Dizem que é preciso haver mais planejamento do poder público, que o governo precisa investir mais no transporte coletivo, que a mobilidade urbana deve ser prioridade etc.

Recomendações assim são como oferecer uísque a alcoólatras: o remédio que se receita é precisamente a causa do problema.

O que impede a melhoria do transporte não é a falta de cuidado do governo, e sim o monopólio público sobre o transporte coletivo. Para chegar a essa constatação, basta imaginar uma notícia comum nos últimos dias tratando de outro serviço essencial: a alimentação.

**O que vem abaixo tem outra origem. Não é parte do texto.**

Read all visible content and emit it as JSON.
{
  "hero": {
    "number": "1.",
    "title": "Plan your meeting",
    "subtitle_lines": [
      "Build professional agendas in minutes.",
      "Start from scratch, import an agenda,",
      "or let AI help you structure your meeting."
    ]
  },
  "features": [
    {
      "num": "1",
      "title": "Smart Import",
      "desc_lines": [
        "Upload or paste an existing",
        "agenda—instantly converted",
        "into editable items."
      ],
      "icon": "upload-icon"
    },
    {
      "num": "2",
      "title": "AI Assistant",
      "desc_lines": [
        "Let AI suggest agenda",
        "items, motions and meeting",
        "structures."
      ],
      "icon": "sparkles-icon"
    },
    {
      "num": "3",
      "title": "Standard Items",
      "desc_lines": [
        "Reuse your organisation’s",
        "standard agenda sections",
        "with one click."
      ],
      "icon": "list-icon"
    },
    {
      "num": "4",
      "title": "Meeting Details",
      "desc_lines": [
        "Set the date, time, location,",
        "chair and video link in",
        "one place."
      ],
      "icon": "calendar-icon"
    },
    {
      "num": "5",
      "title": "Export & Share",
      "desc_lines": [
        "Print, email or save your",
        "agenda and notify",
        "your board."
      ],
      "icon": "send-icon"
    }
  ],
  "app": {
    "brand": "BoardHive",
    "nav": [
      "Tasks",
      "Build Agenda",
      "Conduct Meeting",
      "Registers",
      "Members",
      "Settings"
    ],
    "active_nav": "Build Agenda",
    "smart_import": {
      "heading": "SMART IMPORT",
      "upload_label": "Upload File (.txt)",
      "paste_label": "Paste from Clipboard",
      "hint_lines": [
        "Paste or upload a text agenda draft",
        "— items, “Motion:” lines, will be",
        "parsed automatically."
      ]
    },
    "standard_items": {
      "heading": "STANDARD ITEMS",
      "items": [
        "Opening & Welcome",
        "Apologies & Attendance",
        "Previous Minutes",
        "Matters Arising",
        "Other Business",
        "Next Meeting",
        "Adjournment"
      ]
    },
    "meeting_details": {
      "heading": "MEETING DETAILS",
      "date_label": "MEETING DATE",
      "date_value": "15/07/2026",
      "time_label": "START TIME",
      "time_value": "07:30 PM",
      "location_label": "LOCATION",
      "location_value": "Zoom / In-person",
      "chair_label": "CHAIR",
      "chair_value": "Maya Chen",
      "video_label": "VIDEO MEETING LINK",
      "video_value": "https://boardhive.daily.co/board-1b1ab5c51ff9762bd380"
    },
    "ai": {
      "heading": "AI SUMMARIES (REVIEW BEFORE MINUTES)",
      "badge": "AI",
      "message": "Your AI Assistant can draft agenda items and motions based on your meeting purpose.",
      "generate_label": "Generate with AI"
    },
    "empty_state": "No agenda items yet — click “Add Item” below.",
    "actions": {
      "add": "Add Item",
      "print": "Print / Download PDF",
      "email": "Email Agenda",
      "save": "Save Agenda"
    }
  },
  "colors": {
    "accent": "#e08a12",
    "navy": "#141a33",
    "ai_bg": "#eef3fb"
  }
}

"A semana foi de muito transtorno para quem precisa se alimentar fora de casa. Greves de garçons e cozinheiros paralisaram os serviços de mais de 30 mil restaurantes, padarias e lanchonetes que formam o sistema de alimentação pública municipal. Os trabalhadores pedem aumento real e reajuste dos abonos salariais. Não houve acordo entre o governo e o sindicato até o fim da noite de ontem. Na capital, 6 milhões de pessoas utilizam diariamente o serviço de alimentação coletiva.

Todos os estabelecimentos que vendem comida pronta são operados sob concessão por apenas 16 consórcios e cooperativas. A prefeitura e o governo estadual supervisionam a distribuição dos prato feitos e comerciais, planejam o sistema e realizam os repasses para as concessionárias.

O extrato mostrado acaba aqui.